II. La capacité d’agir de l’association syndicale en arrière‑plan
A. La subsistance de la personnalité morale et la régularisation statutaire
Le débat de fond portait sur l’articulation entre la personnalité morale conférée par l’adhésion et les exigences de régularisation issues de l’ordonnance du 1er juillet 2004. L’arrêt rapporte fidèlement les motifs des juges du fond, qu’il convient de citer avant discussion: « Pour confirmer l’ordonnance ayant admis la créance déclarée par l’ASL au passif de la SCI, l’arrêt retient que la personnalité morale d’une association qui résulte du seul consentement de ses adhérents subsiste, indépendamment de la régularisation de ses statuts exigée par l’ordonnance du 1er juillet 2004, et qu’en publiant de nouveaux statuts le 3 octobre 2011, l’ASL a recouvré sa capacité à agir. »
Cette lecture privilégie la continuité de la personnalité morale et l’efficacité d’une régularisation postérieure. Elle peut se heurter au grief tiré de l’absence d’accord unanime écrit exigé lors de la constitution, spécialement pour les associations régies par les textes antérieurs.
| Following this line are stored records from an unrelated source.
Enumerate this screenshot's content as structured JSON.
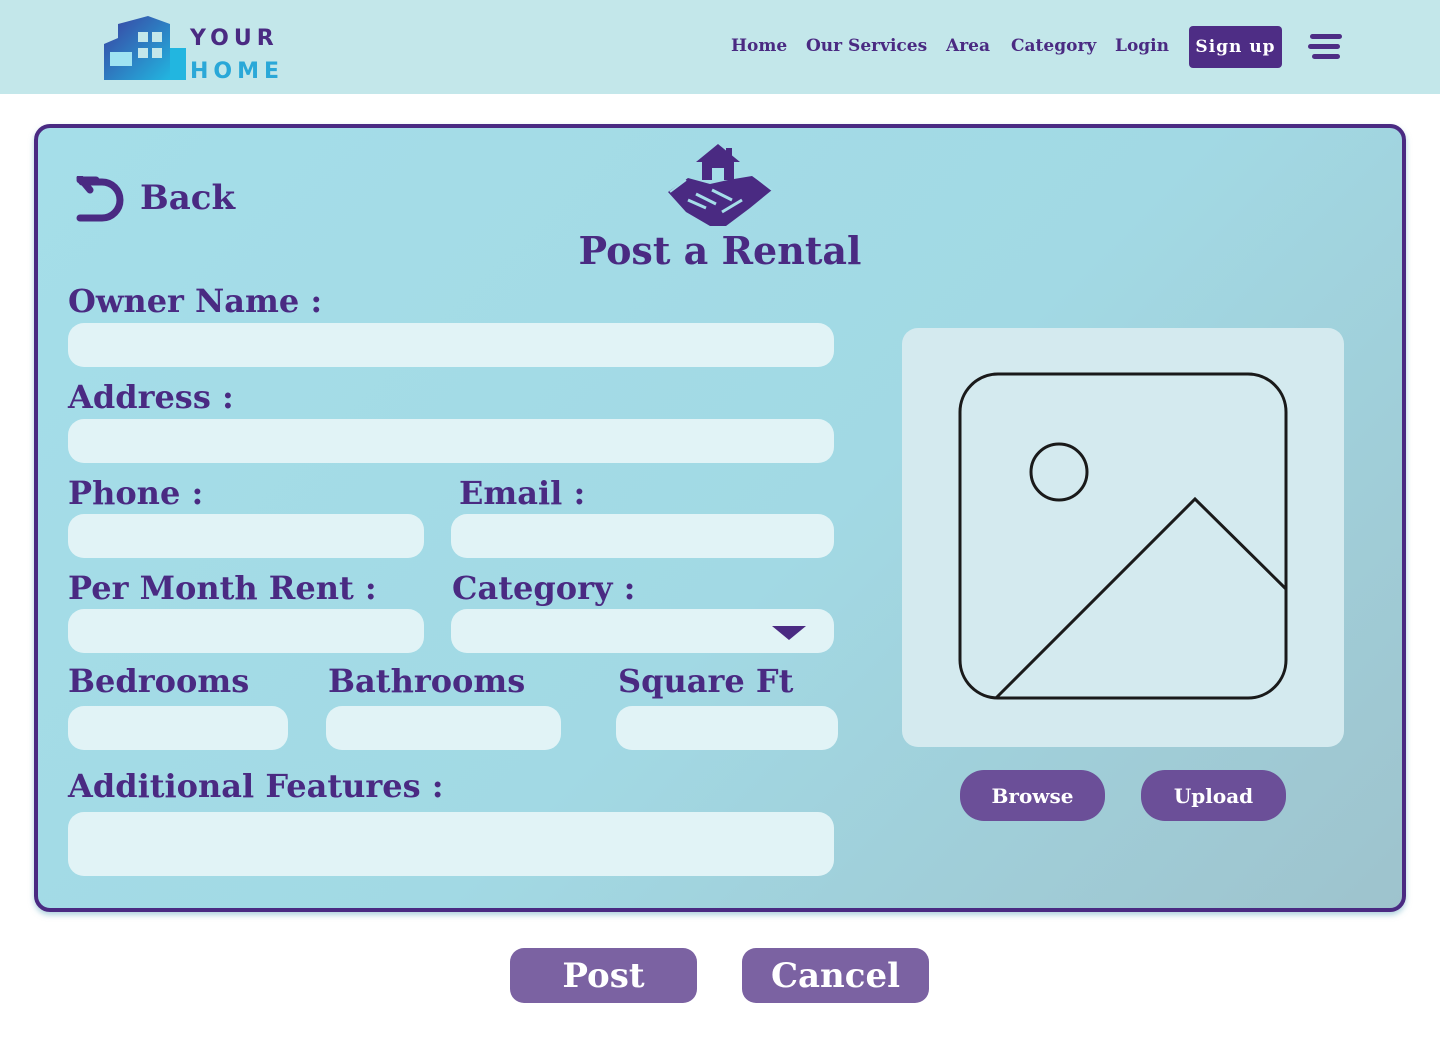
{
  "header": {
    "logo": {
      "line1": "YOUR",
      "line2": "HOME"
    },
    "nav": [
      "Home",
      "Our Services",
      "Area",
      "Category",
      "Login"
    ],
    "signup_label": "Sign up",
    "menu_icon": "hamburger-icon"
  },
  "form": {
    "back_label": "Back",
    "title": "Post a Rental",
    "title_icon": "handshake-house-icon",
    "labels": {
      "owner_name": "Owner Name :",
      "address": "Address :",
      "phone": "Phone :",
      "email": "Email :",
      "rent": "Per Month Rent :",
      "category": "Category :",
      "bedrooms": "Bedrooms",
      "bathrooms": "Bathrooms",
      "square_ft": "Square Ft",
      "features": "Additional Features :"
    },
    "values": {
      "owner_name": "",
      "address": "",
      "phone": "",
      "email": "",
      "rent": "",
      "category": "",
      "bedrooms": "",
      "bathrooms": "",
      "square_ft": "",
      "features": ""
    }
  },
  "image_upload": {
    "placeholder_icon": "image-placeholder-icon",
    "browse_label": "Browse",
    "upload_label": "Upload"
  },
  "actions": {
    "post_label": "Post",
    "cancel_label": "Cancel"
  },
  "colors": {
    "header_bg": "#c3e7ea",
    "primary_purple": "#4a2a82",
    "button_purple": "#6b4f98",
    "field_bg": "#e1f3f6"
  }
}
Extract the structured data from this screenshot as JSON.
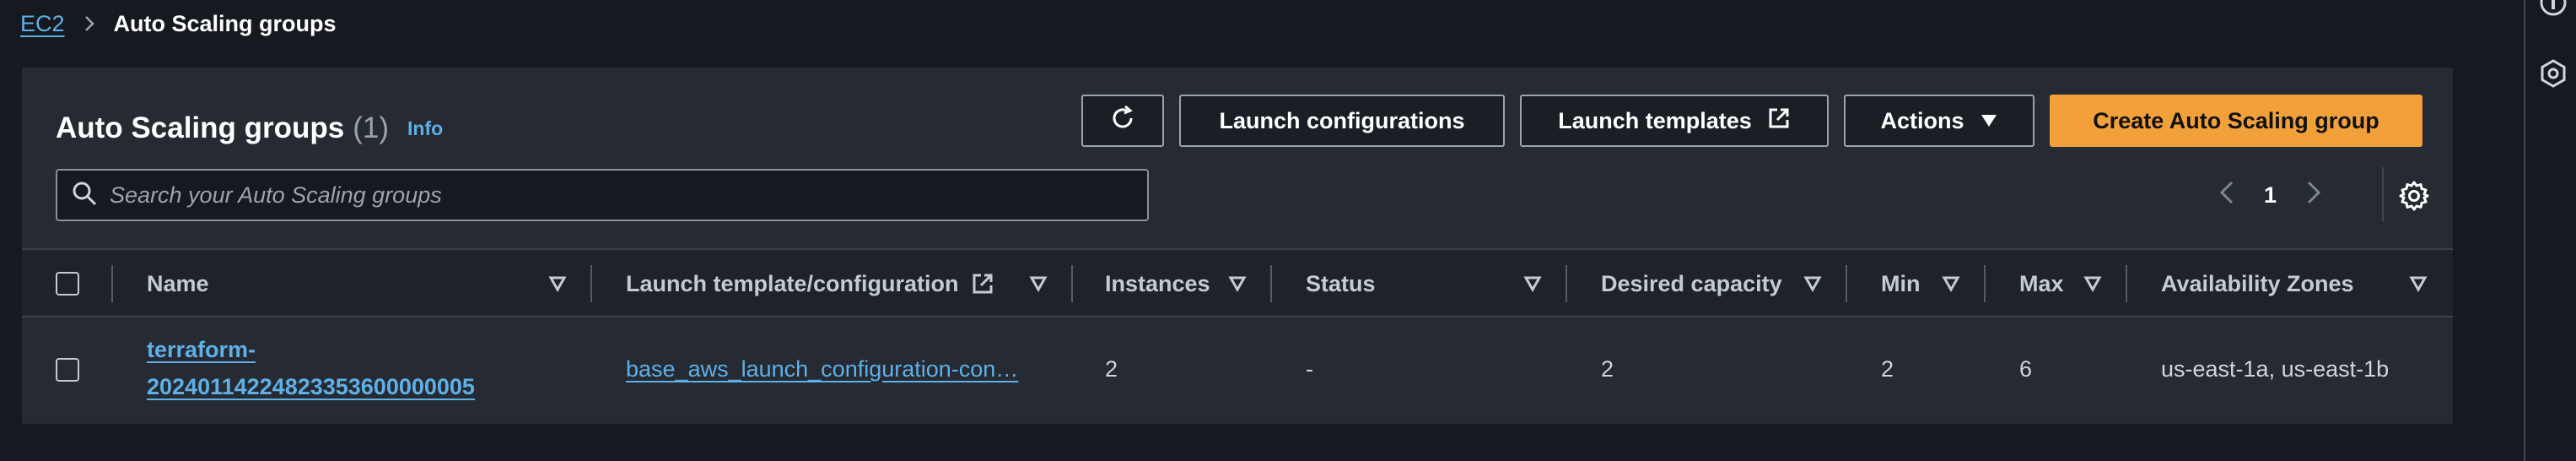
{
  "breadcrumb": {
    "root": "EC2",
    "current": "Auto Scaling groups"
  },
  "panel": {
    "title": "Auto Scaling groups",
    "count": "(1)",
    "info_label": "Info"
  },
  "toolbar": {
    "refresh_icon": "refresh-icon",
    "launch_configurations": "Launch configurations",
    "launch_templates": "Launch templates",
    "actions": "Actions",
    "create": "Create Auto Scaling group"
  },
  "search": {
    "placeholder": "Search your Auto Scaling groups",
    "value": ""
  },
  "pagination": {
    "current_page": "1"
  },
  "table": {
    "columns": [
      "Name",
      "Launch template/configuration",
      "Instances",
      "Status",
      "Desired capacity",
      "Min",
      "Max",
      "Availability Zones"
    ],
    "rows": [
      {
        "name_line1": "terraform-",
        "name_line2": "20240114224823353600000005",
        "launch_config": "base_aws_launch_configuration-con…",
        "instances": "2",
        "status": "-",
        "desired_capacity": "2",
        "min": "2",
        "max": "6",
        "availability_zones": "us-east-1a, us-east-1b"
      }
    ]
  },
  "colors": {
    "background": "#16191f",
    "panel": "#252a33",
    "link": "#5fb0e6",
    "primary_button": "#f2a03a"
  }
}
La question demeure alors de savoir si une publication ou une mise à jour statutaire suffit, à elle seule, à résorber un vice originaire de consentement collectif.
B. Portée du renvoi et enjeux contentieux
Le renvoi devant la cour d’appel de Caen impose de statuer sur le moyen omis, en appréciant la régularité initiale au regard des règles en vigueur lors de la constitution. La juridiction de renvoi devra articuler l’exigence d’unanimité écrite alléguée avec la logique de continuité institutionnelle et les effets d’éventuelles régularisations. Elle aura aussi à mesurer l’incidence d’une décision antérieure d’irrecevabilité sur l’instance d’admission des créances, sans méconnaître l’autorité qui s’y attache.
La portée de l’arrêt de cassation dépasse le cas d’espèce. Elle rappelle aux juges du fond l’impératif de répondre aux moyens déterminants, notamment ceux qui contestent la capacité d’ester d’une personne morale. Elle incite les associations syndicales à documenter la chaîne constitutive et les régularisations, afin de sécuriser leur qualité pour agir et les créances déclarées en contexte collectif. Enfin, elle confirme que l’exigence de motivation demeure un outil de contrôle effectif, au service d’une décision juridiquement lisible et complète.